CoreWeave Pre-earnings Analysis
It’s judgement day for CoreWeave as the young company prepares to report its second ever earnings report since going public. The last time they reported, the stock went for a 200% rally, moving from lows of 60s to all time highs of 187.00. So it goes without saying that they’ve set the bar high for traders looking at the technicals.
But apart from the technicals, let’s talk about what really matters more…the fundamentals. CoreWeave’s current stock prices places them at a market cap of about $70 billion. That is still more than 4x their initial IPO price back in March. Whether or not that’s a “fair” price depends on their ability to generate revenue and eventually post profits and free cash flow. On the revenue side, CoreWeave has lived up to its expectations, reaching 736% growth in 2024 to $1.92 billion, then posting $981 million in the first quarter of this year alone. The company is on track to generate $5.05 billion in 2025, growing revenue by more than 100% from last year.
Despite their phenomenal growth, the company’s biggest pain point is in its cash-burn. Their net income in the first quarter this year was -$314 million, leaving the company with negative free cash flow. Although investors typically focus on revenue much more than free cash flow / profits in the young days of a company, these metrics still matter in the long run. So CoreWeave must give a timeline to profitability if they want to keep investors interested.
Another critical point CoreWeave must address is the concentration of their customer base. Many critics have spoken against the company’s sustainability because more than 60% of their revenue comes from Microsoft’s contract. CoreWeave did expand their customer base thanks to a new contract with OpenAI in recent months, valued at $11 billion over the next five years. This is a good sign, but investors will likely want more to feel secure.

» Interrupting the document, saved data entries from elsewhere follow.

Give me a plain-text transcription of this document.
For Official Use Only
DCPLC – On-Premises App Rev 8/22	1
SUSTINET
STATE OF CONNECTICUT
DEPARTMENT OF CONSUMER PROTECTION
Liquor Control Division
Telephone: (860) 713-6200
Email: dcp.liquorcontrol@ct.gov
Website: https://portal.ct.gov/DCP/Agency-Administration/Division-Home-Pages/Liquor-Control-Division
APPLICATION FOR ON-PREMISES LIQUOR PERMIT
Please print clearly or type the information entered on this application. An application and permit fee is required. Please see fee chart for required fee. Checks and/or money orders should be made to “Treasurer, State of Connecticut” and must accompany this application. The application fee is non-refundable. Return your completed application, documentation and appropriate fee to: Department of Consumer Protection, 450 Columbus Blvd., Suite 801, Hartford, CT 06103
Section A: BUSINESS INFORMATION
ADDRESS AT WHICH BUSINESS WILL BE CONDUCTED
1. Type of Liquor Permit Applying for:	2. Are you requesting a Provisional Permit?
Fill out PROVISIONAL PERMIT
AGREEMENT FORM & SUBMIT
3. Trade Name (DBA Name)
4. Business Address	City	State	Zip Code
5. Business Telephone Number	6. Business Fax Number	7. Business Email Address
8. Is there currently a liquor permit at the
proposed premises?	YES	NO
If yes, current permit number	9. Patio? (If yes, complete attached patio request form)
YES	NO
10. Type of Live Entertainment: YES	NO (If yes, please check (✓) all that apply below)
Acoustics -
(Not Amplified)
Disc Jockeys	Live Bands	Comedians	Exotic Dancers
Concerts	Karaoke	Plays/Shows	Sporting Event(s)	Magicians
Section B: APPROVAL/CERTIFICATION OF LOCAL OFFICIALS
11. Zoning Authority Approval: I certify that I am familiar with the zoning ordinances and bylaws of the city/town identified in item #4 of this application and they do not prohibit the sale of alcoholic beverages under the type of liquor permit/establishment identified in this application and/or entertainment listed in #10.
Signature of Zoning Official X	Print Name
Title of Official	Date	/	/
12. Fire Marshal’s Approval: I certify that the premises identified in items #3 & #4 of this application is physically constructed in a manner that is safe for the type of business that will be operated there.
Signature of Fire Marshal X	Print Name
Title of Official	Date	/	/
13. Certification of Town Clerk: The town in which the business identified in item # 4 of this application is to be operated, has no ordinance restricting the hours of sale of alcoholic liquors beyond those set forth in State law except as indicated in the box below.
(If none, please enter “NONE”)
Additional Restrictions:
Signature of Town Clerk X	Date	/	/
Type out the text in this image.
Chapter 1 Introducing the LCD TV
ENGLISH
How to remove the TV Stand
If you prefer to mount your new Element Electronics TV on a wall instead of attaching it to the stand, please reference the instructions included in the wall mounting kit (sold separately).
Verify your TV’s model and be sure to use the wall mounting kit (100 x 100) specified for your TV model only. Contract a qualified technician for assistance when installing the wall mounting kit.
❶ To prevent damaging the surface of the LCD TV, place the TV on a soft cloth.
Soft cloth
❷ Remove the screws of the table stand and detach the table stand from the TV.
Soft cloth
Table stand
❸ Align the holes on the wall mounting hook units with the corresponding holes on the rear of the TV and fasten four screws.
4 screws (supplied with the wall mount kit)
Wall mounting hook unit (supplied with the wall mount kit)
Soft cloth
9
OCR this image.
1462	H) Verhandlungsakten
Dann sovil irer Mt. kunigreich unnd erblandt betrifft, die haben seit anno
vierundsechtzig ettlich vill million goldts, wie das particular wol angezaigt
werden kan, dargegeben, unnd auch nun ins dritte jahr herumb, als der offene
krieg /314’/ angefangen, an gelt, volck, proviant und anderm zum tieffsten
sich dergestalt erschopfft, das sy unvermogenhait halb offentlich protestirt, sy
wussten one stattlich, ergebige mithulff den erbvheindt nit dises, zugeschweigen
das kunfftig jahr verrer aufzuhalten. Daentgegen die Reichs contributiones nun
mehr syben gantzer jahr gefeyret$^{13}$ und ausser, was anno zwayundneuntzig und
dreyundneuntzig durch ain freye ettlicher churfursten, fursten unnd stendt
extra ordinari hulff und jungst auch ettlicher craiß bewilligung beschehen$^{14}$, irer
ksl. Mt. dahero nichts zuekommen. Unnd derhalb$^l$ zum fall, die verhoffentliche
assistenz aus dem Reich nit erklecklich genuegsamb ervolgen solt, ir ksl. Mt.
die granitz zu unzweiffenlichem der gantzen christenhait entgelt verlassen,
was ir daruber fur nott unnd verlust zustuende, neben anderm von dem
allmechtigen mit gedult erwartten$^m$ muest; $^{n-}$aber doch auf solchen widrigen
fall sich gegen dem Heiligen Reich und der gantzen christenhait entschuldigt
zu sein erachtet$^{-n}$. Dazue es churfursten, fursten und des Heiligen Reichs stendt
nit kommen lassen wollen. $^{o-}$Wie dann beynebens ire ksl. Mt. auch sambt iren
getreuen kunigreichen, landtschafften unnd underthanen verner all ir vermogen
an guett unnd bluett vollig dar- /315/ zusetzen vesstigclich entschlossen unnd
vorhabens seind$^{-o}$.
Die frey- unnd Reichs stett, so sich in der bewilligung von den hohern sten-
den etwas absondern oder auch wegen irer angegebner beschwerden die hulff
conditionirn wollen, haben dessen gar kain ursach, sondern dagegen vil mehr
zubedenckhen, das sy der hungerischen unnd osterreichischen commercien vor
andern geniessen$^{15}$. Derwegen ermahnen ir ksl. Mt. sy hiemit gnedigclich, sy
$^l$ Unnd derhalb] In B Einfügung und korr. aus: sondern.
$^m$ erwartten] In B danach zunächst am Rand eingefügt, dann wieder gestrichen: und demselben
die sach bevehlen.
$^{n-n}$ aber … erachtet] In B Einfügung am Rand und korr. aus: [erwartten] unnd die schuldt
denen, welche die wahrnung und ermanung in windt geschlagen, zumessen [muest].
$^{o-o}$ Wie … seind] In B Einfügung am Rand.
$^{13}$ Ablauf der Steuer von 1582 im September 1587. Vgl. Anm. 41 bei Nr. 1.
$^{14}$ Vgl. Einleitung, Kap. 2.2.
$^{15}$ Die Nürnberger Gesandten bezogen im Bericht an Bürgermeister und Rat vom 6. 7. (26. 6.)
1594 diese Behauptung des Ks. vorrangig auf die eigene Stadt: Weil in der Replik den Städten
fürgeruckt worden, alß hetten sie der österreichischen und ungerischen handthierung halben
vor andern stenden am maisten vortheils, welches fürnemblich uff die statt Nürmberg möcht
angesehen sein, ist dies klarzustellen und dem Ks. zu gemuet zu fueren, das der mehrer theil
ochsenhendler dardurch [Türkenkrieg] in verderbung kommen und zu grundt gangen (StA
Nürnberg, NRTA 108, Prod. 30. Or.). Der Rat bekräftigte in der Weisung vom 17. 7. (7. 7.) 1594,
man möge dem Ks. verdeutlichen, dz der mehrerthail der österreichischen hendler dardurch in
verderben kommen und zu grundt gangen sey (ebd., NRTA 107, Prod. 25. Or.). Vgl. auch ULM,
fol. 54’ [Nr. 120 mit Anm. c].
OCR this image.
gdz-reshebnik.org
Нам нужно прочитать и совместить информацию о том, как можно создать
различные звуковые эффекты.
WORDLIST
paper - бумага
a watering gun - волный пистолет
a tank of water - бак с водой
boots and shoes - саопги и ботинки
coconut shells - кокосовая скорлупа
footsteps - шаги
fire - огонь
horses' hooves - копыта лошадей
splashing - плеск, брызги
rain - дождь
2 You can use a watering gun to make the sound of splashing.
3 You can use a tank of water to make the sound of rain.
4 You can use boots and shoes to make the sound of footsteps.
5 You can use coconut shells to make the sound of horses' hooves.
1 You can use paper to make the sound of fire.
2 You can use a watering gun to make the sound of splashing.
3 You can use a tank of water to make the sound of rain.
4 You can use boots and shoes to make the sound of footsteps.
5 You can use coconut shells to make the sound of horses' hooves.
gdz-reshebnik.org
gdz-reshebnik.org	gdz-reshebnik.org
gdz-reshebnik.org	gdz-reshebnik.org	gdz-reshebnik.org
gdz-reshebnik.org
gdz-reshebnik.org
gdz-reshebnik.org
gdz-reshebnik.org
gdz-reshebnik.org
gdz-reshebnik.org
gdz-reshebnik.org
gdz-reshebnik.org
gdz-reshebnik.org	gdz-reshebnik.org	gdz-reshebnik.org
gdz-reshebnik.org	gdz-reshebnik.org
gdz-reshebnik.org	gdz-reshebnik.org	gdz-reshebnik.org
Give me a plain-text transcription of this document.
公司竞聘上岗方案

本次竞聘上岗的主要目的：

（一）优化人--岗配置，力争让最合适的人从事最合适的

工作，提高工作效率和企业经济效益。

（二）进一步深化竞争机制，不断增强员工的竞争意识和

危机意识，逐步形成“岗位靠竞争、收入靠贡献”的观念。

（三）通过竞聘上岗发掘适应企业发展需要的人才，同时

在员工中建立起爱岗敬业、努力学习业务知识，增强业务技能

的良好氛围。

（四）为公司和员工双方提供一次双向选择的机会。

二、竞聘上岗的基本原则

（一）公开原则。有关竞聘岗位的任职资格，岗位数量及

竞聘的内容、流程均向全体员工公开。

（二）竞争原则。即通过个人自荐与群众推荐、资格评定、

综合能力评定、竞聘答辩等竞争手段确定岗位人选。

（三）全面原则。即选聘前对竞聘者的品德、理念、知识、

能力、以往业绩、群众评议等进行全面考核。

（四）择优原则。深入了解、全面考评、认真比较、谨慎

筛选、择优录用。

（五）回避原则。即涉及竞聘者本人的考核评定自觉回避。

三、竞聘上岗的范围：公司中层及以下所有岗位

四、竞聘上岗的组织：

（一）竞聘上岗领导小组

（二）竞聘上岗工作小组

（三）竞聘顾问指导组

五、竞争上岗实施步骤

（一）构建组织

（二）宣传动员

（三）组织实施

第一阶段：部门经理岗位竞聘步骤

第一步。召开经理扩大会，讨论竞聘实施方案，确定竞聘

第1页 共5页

Given what they do and their involvement in advanced AI chips, CoreWeave isn’t likely to lose attention anytime soon. The company still has a robust backlog worth billions and is only trading at a fraction of what big players like Nvidia and AMD are trading at (both of which are directly tied to CoreWeave as it leases out their chips). The reaction to earnings is really unpredictable, but chances are markets will push this to all time highs again.
Option chain analysis:
CoreWeave’s option chain expiring on August 15th currently projects a move of (+/-) $23 from the stock. The direction largely depends on the earnings outcome.